ФА: Я снял шесть фильмов, последний из них — «Прощай, Вавилон» со Спайком Ли, которого я очень высоко ценю. Может быть, сниму еще один фильм следующим летом. Я снимаю очень мало. Необходимо, чтобы у меня была очень сильная потребность. Просто так я не могу.

ДВ: Сотрудничаете ли вы сейчас с Алехандро Ходоровским?

ФА: Я часто встречаюсь с Ходоровским, но не знаю, будет ли он что-то снимать, потому что сейчас он посвятил себя таро.

ДВ:Вы тоже интересуетесь магией, как Ходоровский?

ФА: Магией — нет. Это для кретинов, как Гарсия Маркес. Единственная магия, которую я люблю, это лабрадор по кличке Магия, собака одного моего приятеля. Ходоровский тоже не верит в магию. Он вдохновляется таро, чтобы нырнуть в реальность... Вот пример. Мой отец был приговорен франкистами к смертной казни, а потом исчез из тюрьмы. Он вполне мог выжить. И вот недавно Ходоровский мне говорит: «Я его найду, я уверен, что отыщу разгадку». Он берет три карты, и вынимает одну, которая называется «Суд». На ней стена, голые мужчины перед стеной и большое солнце. Он мне говорит: «Вот видишь, твой отец бежал из тюрьмы. Тут он голый, а рядом другой голый мужчина. Он открыл гомосексуальность, и поэтому спрятался от вас». А я годами обдумывал все возможные варианты его исчезновения, я искал отца повсюду, включая Советский Союз, я изучил все возможности, кроме этой, а ведь она так очевидна. Может быть, это и неправда. Но Ходоровский открыл это через таро. Он очень умный, у него дар ясновидения. Его первый фильм — «Фандо и Лис», по одной из моих пьес — я думаю, самый лучший. Там есть необыкновенная свежесть. Фильмы Ходоровского, да и мои тоже — они уникальны. В истории кино таких фильмов нет. Не говорю, что они хорошие или плохие, просто я думаю, что такие фильмы, как «Да здравствует смерть!», как мой последний фильм со Спайком Ли — абсолютно уникальны.
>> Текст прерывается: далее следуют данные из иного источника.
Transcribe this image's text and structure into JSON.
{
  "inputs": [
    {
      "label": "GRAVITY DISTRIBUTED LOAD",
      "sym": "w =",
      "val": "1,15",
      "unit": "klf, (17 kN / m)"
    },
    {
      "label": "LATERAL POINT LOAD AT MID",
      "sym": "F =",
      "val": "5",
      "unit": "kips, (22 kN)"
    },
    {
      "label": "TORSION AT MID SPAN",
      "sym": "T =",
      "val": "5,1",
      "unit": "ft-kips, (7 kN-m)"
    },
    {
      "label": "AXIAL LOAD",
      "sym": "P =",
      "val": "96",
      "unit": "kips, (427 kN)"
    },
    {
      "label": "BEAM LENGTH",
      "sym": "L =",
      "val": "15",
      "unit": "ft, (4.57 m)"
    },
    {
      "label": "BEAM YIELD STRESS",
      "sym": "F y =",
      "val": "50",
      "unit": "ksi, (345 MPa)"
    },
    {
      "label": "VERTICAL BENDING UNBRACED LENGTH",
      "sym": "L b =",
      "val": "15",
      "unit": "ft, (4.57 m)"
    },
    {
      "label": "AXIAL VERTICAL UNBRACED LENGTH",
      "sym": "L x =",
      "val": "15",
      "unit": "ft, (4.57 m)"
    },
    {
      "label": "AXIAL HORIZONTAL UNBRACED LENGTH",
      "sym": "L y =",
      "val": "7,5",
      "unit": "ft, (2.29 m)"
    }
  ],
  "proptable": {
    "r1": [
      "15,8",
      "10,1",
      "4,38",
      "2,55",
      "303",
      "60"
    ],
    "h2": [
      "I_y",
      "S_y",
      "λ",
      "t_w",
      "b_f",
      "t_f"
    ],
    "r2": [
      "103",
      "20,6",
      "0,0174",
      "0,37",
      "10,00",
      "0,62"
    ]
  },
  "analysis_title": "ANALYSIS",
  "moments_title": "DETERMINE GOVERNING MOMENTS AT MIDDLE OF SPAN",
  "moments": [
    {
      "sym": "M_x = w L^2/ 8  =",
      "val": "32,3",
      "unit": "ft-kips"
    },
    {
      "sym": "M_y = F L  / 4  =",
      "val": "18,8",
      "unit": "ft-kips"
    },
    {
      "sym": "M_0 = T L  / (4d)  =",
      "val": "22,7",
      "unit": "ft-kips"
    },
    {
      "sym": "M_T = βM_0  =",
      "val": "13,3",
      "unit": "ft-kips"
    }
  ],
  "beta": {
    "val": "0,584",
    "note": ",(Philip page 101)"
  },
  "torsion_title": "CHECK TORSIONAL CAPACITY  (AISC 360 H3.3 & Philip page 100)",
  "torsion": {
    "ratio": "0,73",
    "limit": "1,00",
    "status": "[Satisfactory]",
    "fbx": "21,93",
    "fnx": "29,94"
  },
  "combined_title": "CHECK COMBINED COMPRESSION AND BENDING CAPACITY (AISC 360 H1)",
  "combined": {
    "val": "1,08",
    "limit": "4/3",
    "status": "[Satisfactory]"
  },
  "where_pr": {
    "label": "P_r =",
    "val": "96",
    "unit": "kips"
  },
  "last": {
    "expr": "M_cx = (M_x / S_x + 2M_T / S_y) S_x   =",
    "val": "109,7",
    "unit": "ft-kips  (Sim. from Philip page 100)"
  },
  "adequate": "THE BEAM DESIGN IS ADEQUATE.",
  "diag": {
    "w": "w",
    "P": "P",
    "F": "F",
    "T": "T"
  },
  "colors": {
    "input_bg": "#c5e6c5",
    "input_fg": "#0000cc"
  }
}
ДВ:Что вам интересно в современном кино, кроме работ Спайка Ли?

ФА: Есть такая поговорка: «Иногда я делаю грязные вещи, но у меня есть оправдание: я делаю их омерзительно». Я очень мало хожу в кино, 4-5 раз в год. И каждый раз на американскую суперпродукцию. «Титаник», «Люди в черном» — такого типа фильмы... Ужас! Но больше всего меня сейчас интересуют танцы.

ДВ: В самом деле?

ФА: Да, я мечтаю танцевать, как ницшеанский Бог. Но моя главная мечта — перестать писать. Я пытаюсь обе эти вещи совмещать. Последних два-три года я танцую в дискотеках. И поскольку я умею танцевать только пассодобль или вальс, и танцую пассодобль или вальс под любую музыку, окружающие приходят в ужас. К двум-трем часам утра обычно зал пустеет, и остаются только Аррабаль с подругой. Настолько я кошмарно танцую.

Сокращенный вариант опубликован в журнале Premiere, июнь 1998.